Antidepressivos, por que os querem tanto?

Os antidepressivos são psicofármacos úteis em determinados contextos clínicos, entretanto não há como negar que eles têm sido excessivamente prescritos. De quem é a responsabilidade pelo crescente número de prescrições de tais drogas, observado nos últimos anos? Dos médicos? Da indústria farmacêutica? Dos próprios pacientes, sentindo-se incapazes de lidar com suas emoções e querendo uma fuga rápida e artificial de seus problemas? Provavelmente os responsáveis são todos os citados, cada um com sua parcela de “contribuição”.

Boa parte dos médicos que clinica tem dificuldade em ouvir seus pacientes. Certa vez demonstrou-se que, durante uma consulta médica, era de apenas 18 segundos o tempo médio para que o profissional fizesse a primeira interrupção na fala do paciente que começava a discorrer sobre suas queixas. Nem os médicos cirurgiões, com o devido respeito aos colegas, deveriam ser tão precipitados nessa interrupção. A impaciência de muitos médicos frente a seus pacientes, somada à indisponibilidade para lidar com as questões da subjetividade humana, encontra na prescrição de antidepressivos um meio veloz e impessoal para “resolver” algumas situações corriqueiras do consultório. Melhor dizendo, para livrar o médico, não o paciente, de certas dificuldades.

São esses médicos, um tanto afoitos, que costumam diagnosticar de modo banalizado depressão ou transtorno misto ansioso e depressivo, especialmente em pessoas que sofrem, na verdade, de neurose. Tanto no caso dos doentes dos nervos quanto no caso dos depressivos, não se trata tais condições sem que o sujeito afetado tenha um espaço apropriado de atenta escuta profissional, buscando a compreensão sistêmica do contexto no qual se desenvolvem os sintomas. Isto, obviamente, não é possível se fazer em “consultas a jato”, uma infeliz tendência em nossos dias.



Também é preciso falar da big pharma, como se tornou conhecida a indústria de medicamentos, em alusão a seu grande poderio econômico mundial. Essa indústria teve suas práticas corruptas, inescrupulosas, e até criminosas, denunciadas recentemente pelo excelente livro de Peter GØtzche, com seus argumentos muito bem embasados.

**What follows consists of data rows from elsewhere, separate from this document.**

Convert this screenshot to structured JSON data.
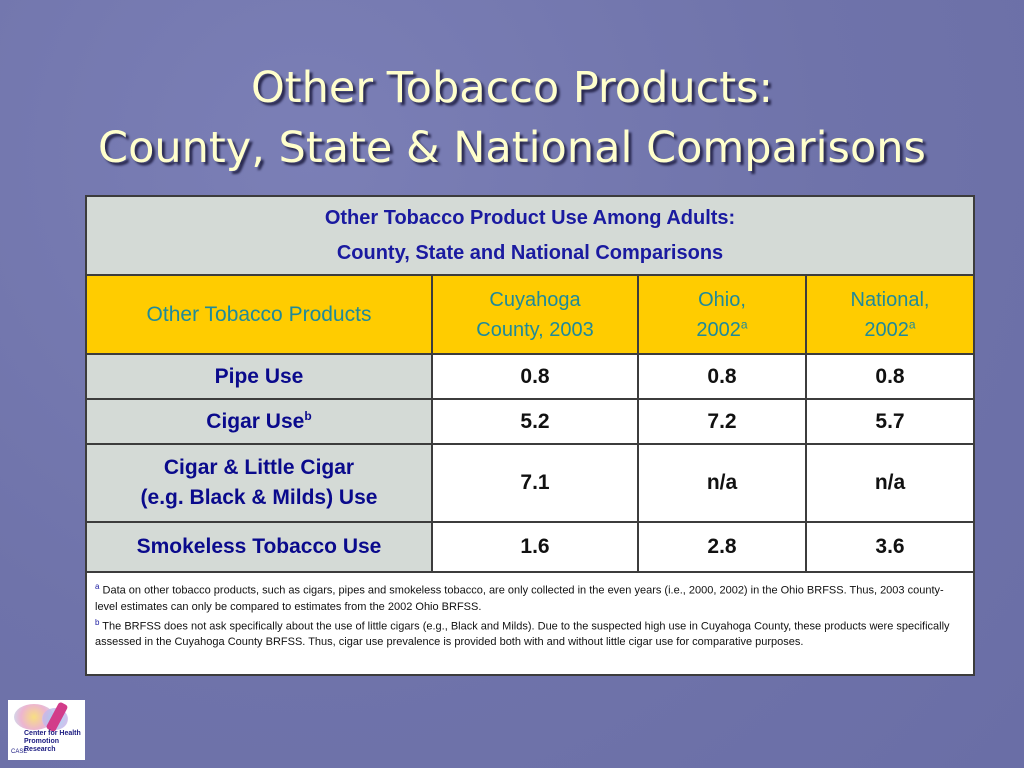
{
  "slide": {
    "title_line1": "Other Tobacco Products:",
    "title_line2": "County, State & National Comparisons"
  },
  "table": {
    "caption_line1": "Other Tobacco Product Use Among Adults:",
    "caption_line2": "County, State and National Comparisons",
    "headers": {
      "col1": "Other Tobacco Products",
      "col2_line1": "Cuyahoga",
      "col2_line2": "County, 2003",
      "col3_line1": "Ohio,",
      "col3_line2": "2002",
      "col3_sup": "a",
      "col4_line1": "National,",
      "col4_line2": "2002",
      "col4_sup": "a"
    },
    "rows": [
      {
        "label": "Pipe Use",
        "sup": "",
        "county": "0.8",
        "ohio": "0.8",
        "national": "0.8"
      },
      {
        "label": "Cigar Use",
        "sup": "b",
        "county": "5.2",
        "ohio": "7.2",
        "national": "5.7"
      },
      {
        "label_line1": "Cigar & Little Cigar",
        "label_line2": "(e.g. Black & Milds) Use",
        "county": "7.1",
        "ohio": "n/a",
        "national": "n/a"
      },
      {
        "label": "Smokeless Tobacco Use",
        "sup": "",
        "county": "1.6",
        "ohio": "2.8",
        "national": "3.6"
      }
    ],
    "footnotes": {
      "a_mark": "a",
      "a_text": " Data on other tobacco products, such as cigars, pipes and smokeless tobacco, are only collected in the even years (i.e., 2000, 2002) in the Ohio BRFSS.  Thus, 2003 county-level estimates can only be compared to estimates from the 2002 Ohio BRFSS.",
      "b_mark": "b",
      "b_text": " The BRFSS does not ask specifically about the use of little cigars (e.g., Black and Milds).   Due to the suspected high use in Cuyahoga County, these products were specifically assessed in the Cuyahoga County BRFSS.   Thus, cigar use prevalence is provided both with and without little cigar use for comparative purposes."
    }
  },
  "logo": {
    "line1": "Center for Health",
    "line2": "Promotion Research",
    "org": "CASE"
  },
  "colors": {
    "background": "#7276ad",
    "title": "#ffffcc",
    "header_fill": "#ffcc00",
    "caption_text": "#1a1aa0",
    "header_text": "#1f8a9a"
  }
}
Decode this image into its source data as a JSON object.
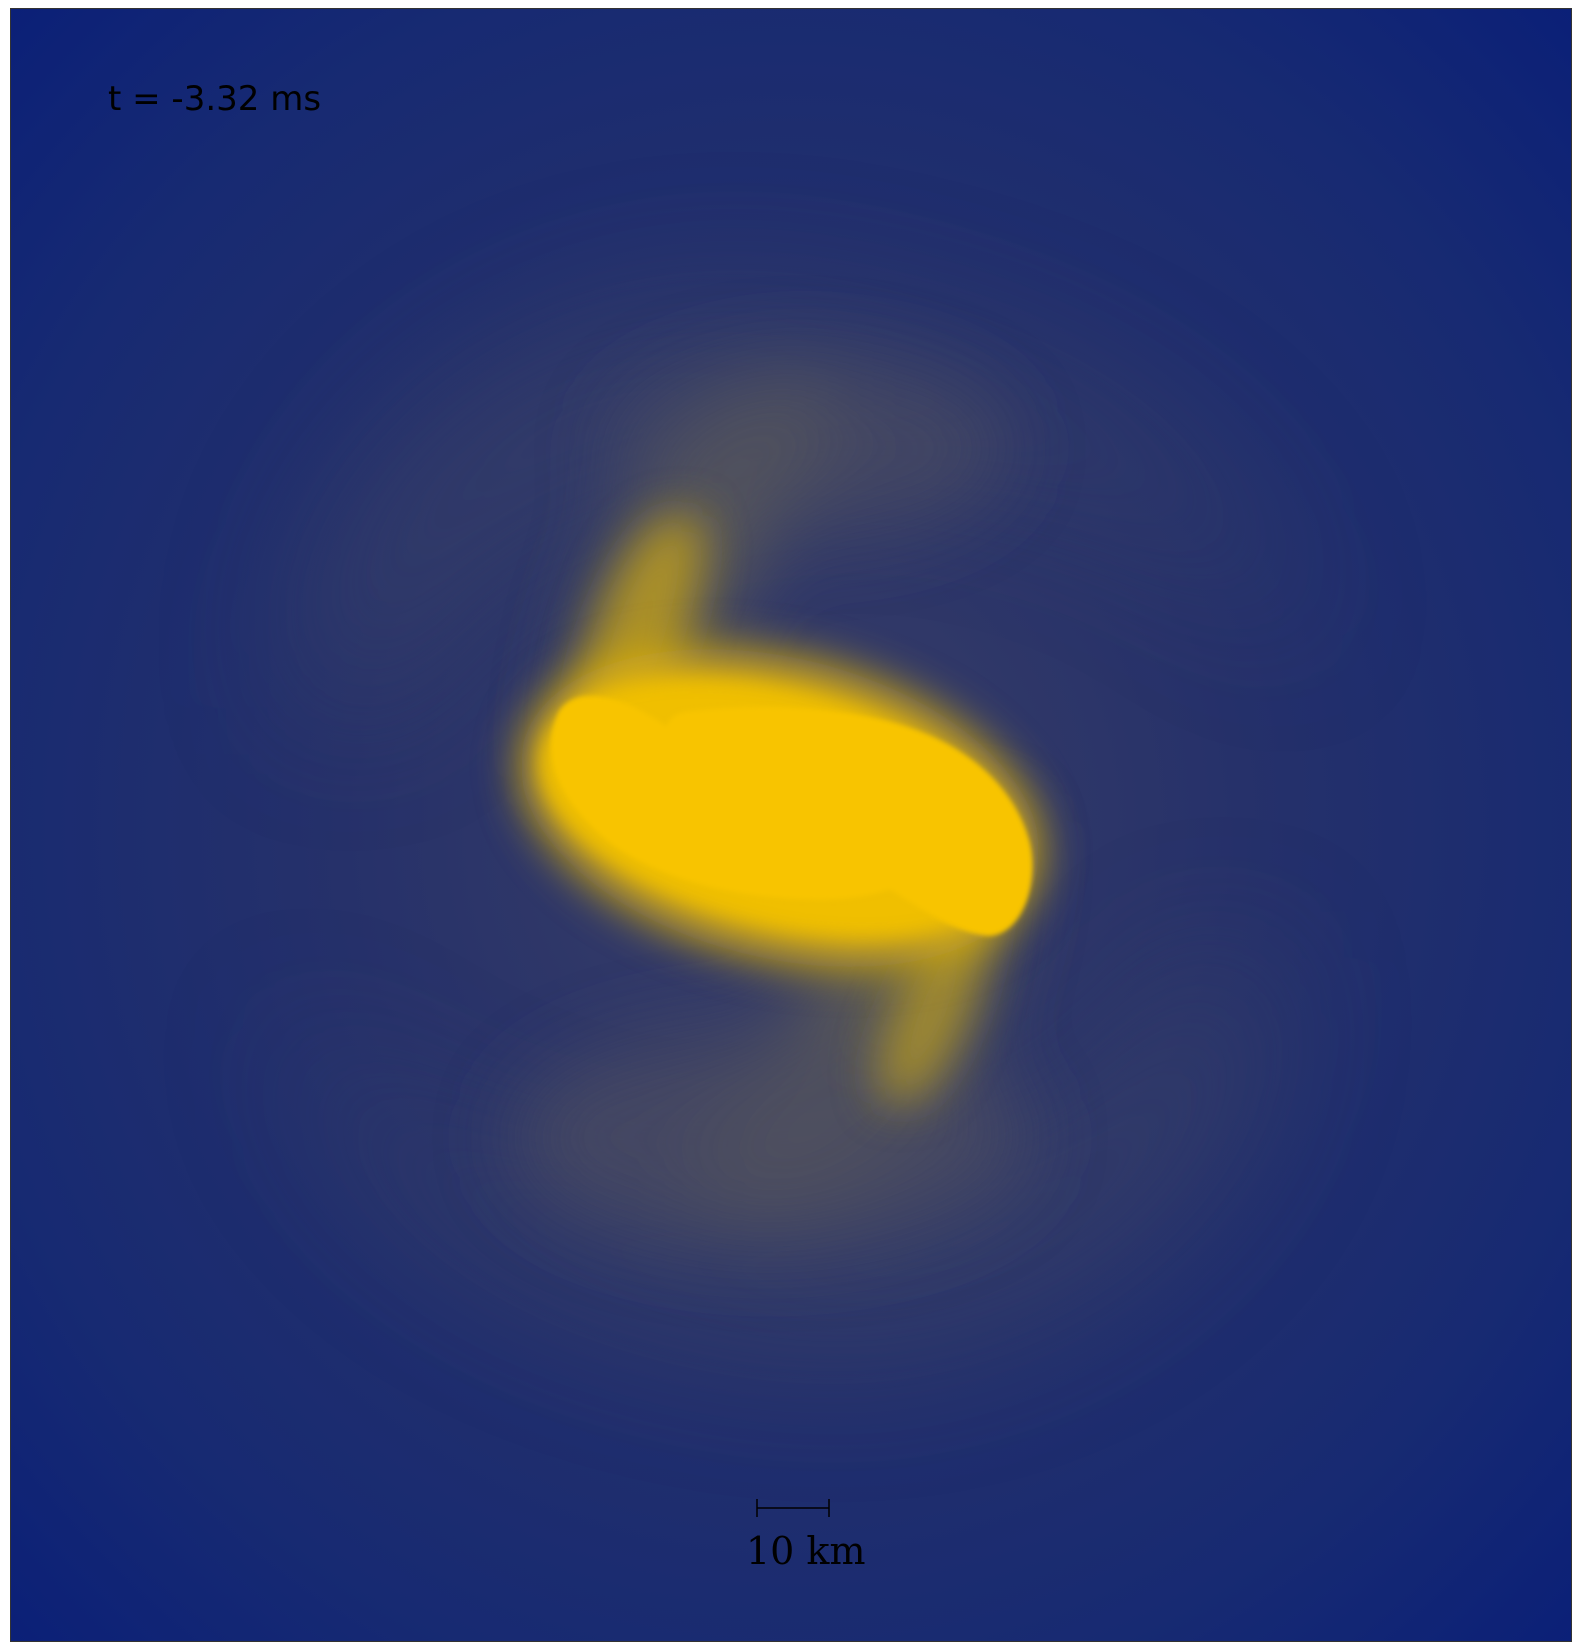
{
  "time_label": "t = -3.32 ms",
  "scale_bar": {
    "label": "10 km"
  },
  "colors": {
    "background_blue": "#0d2275",
    "mid_blue": "#2a3468",
    "haze_gray": "#5a5a60",
    "core_yellow": "#f8c400",
    "text": "#000000"
  }
}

Esse autor chama a atenção para a questão dos antidepressivos, uma das galinhas de ovos de ouro para a referida indústria. Muitas pesquisas que “atestam a eficácia” de tais medicamentos são piadas de péssimo gosto, pois correspondem a estudos que de cientificidade não possuem quase nada. Vieses metodológicos, manipulação de resultados, encobrimento de efeitos adversos graves, enfim, rola de tudo um pouco no tocante à história dos antidepressivos.

Quanto aos pacientes deprimidos, não se pode negligenciar o cenário histórico no qual estão inseridos. Refiro-me principalmente à forma de organização das sociedades ocidentais contemporâneas, aonde o sujeito vem perdendo seu lugar, nas quais o carpe diem é tomado como regra geral e a tristeza como aberração proibida. A psicanalista Maria Rita Kehl, em seu livro “O tempo e o cão”, acrescenta:


O projeto pseudocientífico de subtrair o sujeito – sujeito de desejo, de conflito, de dor, de falta – a fim de proporcionar ao cliente uma vida sem perturbações acaba por produzir exatamente o contrário: vidas vazias de sentido, de criatividade e de valor. Vidas em que a exclusão medicamentosa das expressões da dor de viver acaba por inibir, ou tornar supérflua, a riqueza do trabalho psíquico – o único capaz de tornar suportável e conferir algum sentido à dor inevitável diante da finitude, do desamparo, da solidão humana.

Embora o cenário seja sombrio, há esperança para dias melhores. Digo isto pautado pela fala de alguns pacientes que venho atendendo, pessoas com coragem para empreender a desprescrição do antidepressivo, sempre de modo responsável (não se recomenda uma desprescrição abrupta, tampouco sem acompanhamento médico e psicológico). Uma dessas pessoas afirmou: “Sinto-me mais leve depois que parei de tomar a fluoxetina.” Outra observou: “Parei o escitalopram e agora posso novamente chorar. Consigo ver um filme triste e me emocionar. Antes, sentia vontade de chorar, mas as lágrimas não vinham.”


Para encerrar esta breve reflexão, vale mencionar, ainda, a história do paciente que reconheceu uma de suas feridas, mas preferiu se apoiar no antidepressivo durante mais algum tempo. Pactuamos sua decisão sem maiores problemas: “Enquanto esta mágoa continuar comigo, prefiro manter o medicamento.” Seguimos trabalhando juntos para, senão curar a ferida, ao menos cicatriza-la parcialmente, mantendo a cada consulta um espaço livre para as narrativas de seus sofrimentos e angústias.